At this time, the feature is available via the Stax API and the Python SDK.

New Region Osaka Blocked

Stax
Stax
Stax Team

AWS has had a Local Zone in Osaka for some time (ap-northeast-3). Recently, this region has been increased in capacity and released to the general public for use.

This region does not yet meet Stax's minimum requirements for a new region. In line with our AWS Region Policy, we have disabled activity in the region for Stax-managed AWS accounts using a Stax Policy. This restriction is in place until such a time as the region does meet Stax's minimum requirements.

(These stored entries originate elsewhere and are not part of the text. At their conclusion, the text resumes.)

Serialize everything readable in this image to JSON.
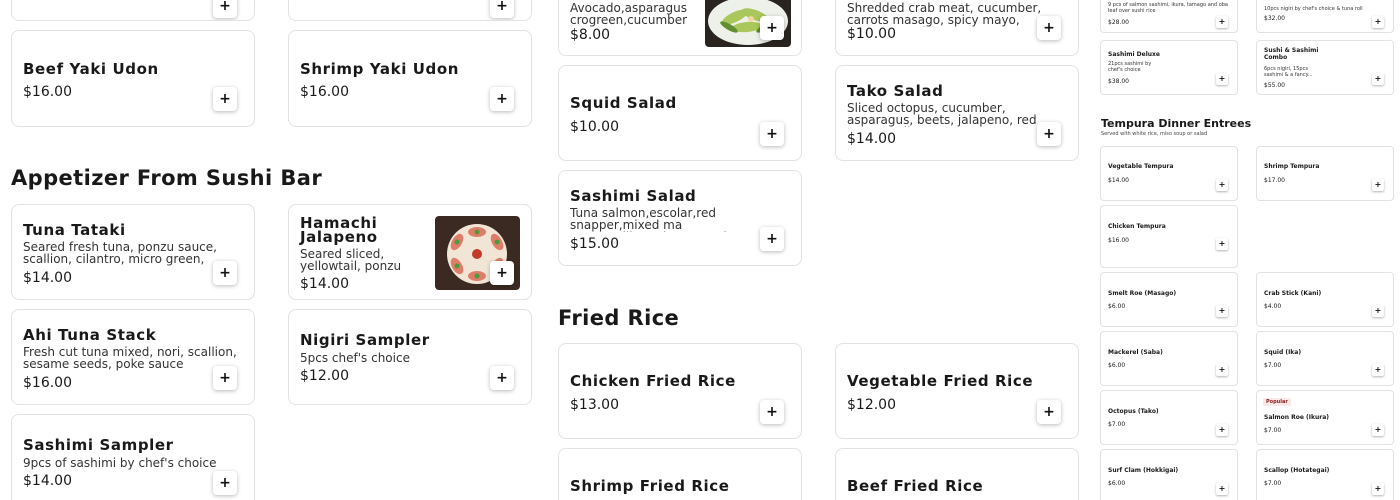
{
  "add_symbol": "+",
  "col1": [
    {
      "name": "Beef Yaki Udon",
      "price": "$16.00"
    },
    {
      "name": "Tuna Tataki",
      "desc": "Seared fresh tuna, ponzu sauce, scallion, cilantro, micro green, masago, sesame",
      "price": "$14.00"
    },
    {
      "name": "Ahi Tuna Stack",
      "desc": "Fresh cut tuna mixed, nori, scallion, sesame seeds, poke sauce",
      "price": "$16.00"
    },
    {
      "name": "Sashimi Sampler",
      "desc": "9pcs of sashimi by chef's choice",
      "price": "$14.00"
    }
  ],
  "col2": [
    {
      "name": "Shrimp Yaki Udon",
      "price": "$16.00"
    },
    {
      "name": "Hamachi Jalapeno",
      "desc": "Seared sliced, yellowtail, ponzu",
      "price": "$14.00"
    },
    {
      "name": "Nigiri Sampler",
      "desc": "5pcs chef's choice",
      "price": "$12.00"
    }
  ],
  "col3": [
    {
      "desc": "Avocado,asparagus,mi crogreen,cucumber,",
      "price": "$8.00"
    },
    {
      "name": "Squid Salad",
      "price": "$10.00"
    },
    {
      "name": "Sashimi Salad",
      "desc": "Tuna salmon,escolar,red snapper,mixed ma sago,scallion,microgreen,homemade dres...",
      "price": "$15.00"
    },
    {
      "name": "Chicken Fried Rice",
      "price": "$13.00"
    },
    {
      "name": "Shrimp Fried Rice"
    }
  ],
  "col4": [
    {
      "desc": "Shredded crab meat, cucumber, carrots masago, spicy mayo, sesame seeds",
      "price": "$10.00"
    },
    {
      "name": "Tako Salad",
      "desc": "Sliced octopus, cucumber, asparagus, beets, jalapeno, red pepper, cilantro,...",
      "price": "$14.00"
    },
    {
      "name": "Vegetable Fried Rice",
      "price": "$12.00"
    },
    {
      "name": "Beef Fried Rice"
    }
  ],
  "sections": {
    "appetizer": "Appetizer From Sushi Bar",
    "fried_rice": "Fried Rice"
  },
  "right_panel": {
    "top_left_desc": "9 pcs of salmon sashimi, ikura, tamago and oba leaf over sushi rice",
    "top_left_price": "$28.00",
    "top_right_desc": "10pcs nigiri by chef's choice & tuna roll",
    "top_right_price": "$32.00",
    "deluxe_name": "Sashimi Deluxe",
    "deluxe_desc": "21pcs sashimi by chef's choice",
    "deluxe_price": "$38.00",
    "combo_name": "Sushi & Sashimi Combo",
    "combo_desc": "6pcs nigiri, 15pcs sashimi & a fancy...",
    "combo_price": "$55.00",
    "tempura_title": "Tempura Dinner Entrees",
    "tempura_sub": "Served with white rice, miso soup or salad",
    "items": [
      {
        "name": "Vegetable Tempura",
        "price": "$14.00"
      },
      {
        "name": "Shrimp Tempura",
        "price": "$17.00"
      },
      {
        "name": "Chicken Tempura",
        "price": "$16.00"
      },
      {
        "name": "Smelt Roe (Masago)",
        "price": "$6.00"
      },
      {
        "name": "Crab Stick (Kani)",
        "price": "$4.00"
      },
      {
        "name": "Mackerel (Saba)",
        "price": "$6.00"
      },
      {
        "name": "Squid (Ika)",
        "price": "$7.00"
      },
      {
        "name": "Octopus (Tako)",
        "price": "$7.00"
      },
      {
        "name": "Salmon Roe (Ikura)",
        "price": "$7.00",
        "badge": "Popular"
      },
      {
        "name": "Surf Clam (Hokkigai)",
        "price": "$6.00"
      },
      {
        "name": "Scallop (Hotategai)",
        "price": "$7.00"
      }
    ]
  },
  "colors": {
    "border": "#e2e2e2",
    "text": "#191919",
    "popular": "#8a1a1a"
  }
}
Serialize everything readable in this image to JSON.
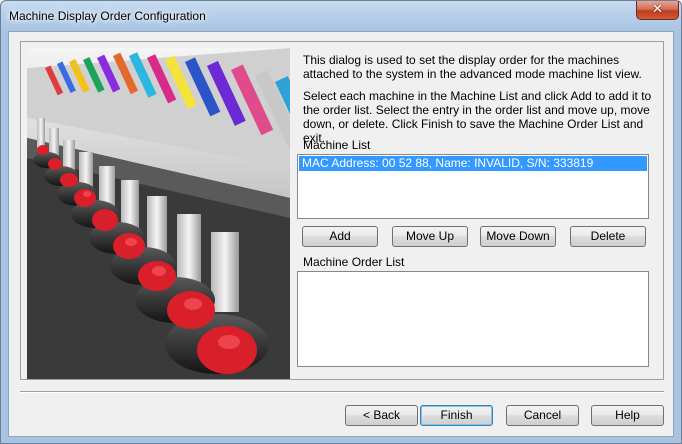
{
  "window": {
    "title": "Machine Display Order Configuration",
    "close_glyph": "✕"
  },
  "description": {
    "paragraph1": "This dialog is used to set the display order for the machines attached to the system in the advanced mode machine list view.",
    "paragraph2": "Select each machine in the Machine List and click Add to add it to the order list. Select the entry in the order list and move up, move down, or delete. Click Finish to save the Machine Order List and exit."
  },
  "machine_list": {
    "label": "Machine List",
    "items": [
      "MAC Address: 00 52 88, Name: INVALID, S/N: 333819"
    ]
  },
  "list_actions": {
    "add": "Add",
    "move_up": "Move Up",
    "move_down": "Move Down",
    "delete": "Delete"
  },
  "order_list": {
    "label": "Machine Order List",
    "items": []
  },
  "footer": {
    "back": "< Back",
    "finish": "Finish",
    "cancel": "Cancel",
    "help": "Help"
  },
  "colors": {
    "selection": "#3399ff",
    "title_bar": "#b7cfe9",
    "close_button": "#c13e1f",
    "cap_red": "#d91f2a"
  },
  "icons": {
    "close": "close-icon"
  }
}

If you anticipate this restriction impacting you, or if you have intentions to use this region, please raise a support case.

Tag Validation Added to Stax Networks

Stax
Stax
Stax Team

Stax is enhancing the validation around tags applied to networking resources created using Stax Networks. Stax Networks supports tagging networking resources to allow enhanced flexibility in how you identify resources it creates.

The Stax API will now perform additional validation against tags supplied for your these resources. The validation is designed to help you comply with AWS's guidance for tagging EC2 resources.

The updated API schema for your region (stax-au1, stax-eu1, stax-us1) provides more information.

If you have any questions about how this change may impact you, please raise a support case.

Stax Python SDK v1.1.2 released

Stax
Stax
Stax Team

Version 1.1.2 of the Python SDK has been released.

This is an update to lock the dependency openapi-spec-validator to version 0.2.9. This is due to breaking validation changes being introduced in the most recent versions of the dependency.

For more details about the Python SDK, check it out on Github.